# Purina Pro Plan Performance Kibble Size?



## DL (Jan 13, 2003)

I bought a bag of Purina Pro Plan Performance, and the kibble size is really small. Is it always like that?


----------



## shootem (Apr 25, 2003)

Yes


----------



## roxie (Oct 23, 2003)

Yeah.....it's kind of heart shaped.


----------



## DL (Jan 13, 2003)

I just opened a new bag and the kibble is bigger this time around. Its still smaller than most kibble I have been feeding.


----------



## roxie (Oct 23, 2003)

Interesting. I just opened a new bag of Performance yesterday and it looked the same to me.
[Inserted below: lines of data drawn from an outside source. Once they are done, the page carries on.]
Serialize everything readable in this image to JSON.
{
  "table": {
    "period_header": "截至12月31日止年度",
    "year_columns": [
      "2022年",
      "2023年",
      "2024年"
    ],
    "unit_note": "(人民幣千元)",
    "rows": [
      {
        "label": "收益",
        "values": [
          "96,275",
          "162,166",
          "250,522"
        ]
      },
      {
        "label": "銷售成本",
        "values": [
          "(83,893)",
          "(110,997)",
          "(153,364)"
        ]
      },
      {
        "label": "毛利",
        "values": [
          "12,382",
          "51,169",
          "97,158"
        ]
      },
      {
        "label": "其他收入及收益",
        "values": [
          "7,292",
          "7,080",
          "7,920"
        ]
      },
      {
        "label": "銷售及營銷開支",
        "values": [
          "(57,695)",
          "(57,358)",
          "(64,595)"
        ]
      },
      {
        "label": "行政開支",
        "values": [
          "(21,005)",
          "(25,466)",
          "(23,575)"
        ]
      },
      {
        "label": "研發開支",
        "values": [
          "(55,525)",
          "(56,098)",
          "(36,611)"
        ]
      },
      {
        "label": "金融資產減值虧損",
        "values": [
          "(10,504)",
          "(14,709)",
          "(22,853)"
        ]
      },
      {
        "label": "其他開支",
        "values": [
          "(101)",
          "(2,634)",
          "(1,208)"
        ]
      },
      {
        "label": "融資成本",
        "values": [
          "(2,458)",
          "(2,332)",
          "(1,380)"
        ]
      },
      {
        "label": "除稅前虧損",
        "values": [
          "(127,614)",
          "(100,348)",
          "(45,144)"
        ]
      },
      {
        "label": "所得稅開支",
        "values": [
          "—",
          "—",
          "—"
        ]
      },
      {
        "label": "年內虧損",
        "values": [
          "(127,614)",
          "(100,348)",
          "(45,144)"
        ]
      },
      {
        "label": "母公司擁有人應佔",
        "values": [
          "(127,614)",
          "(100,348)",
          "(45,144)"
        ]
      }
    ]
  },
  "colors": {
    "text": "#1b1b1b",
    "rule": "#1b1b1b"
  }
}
Maybe they're making a change.


----------



## KC Steve (Jan 6, 2004)

I buy both performance and adult from Pro Plan and the kibble sizes are differant for each type of food.

Steve


----------



## DL (Jan 13, 2003)

The first batch must not have had any yeast in it :idea: They are both heart shaped but the new batch is thicker.

I will say that my dog is doing well on it, better than when I was feeding eukanuba large breed premium performance.


----------



## potshot (Mar 16, 2004)

If you want to see big kibbles, check on Science Diet t/d --the dental formula. They're nearly golfball sized.


----------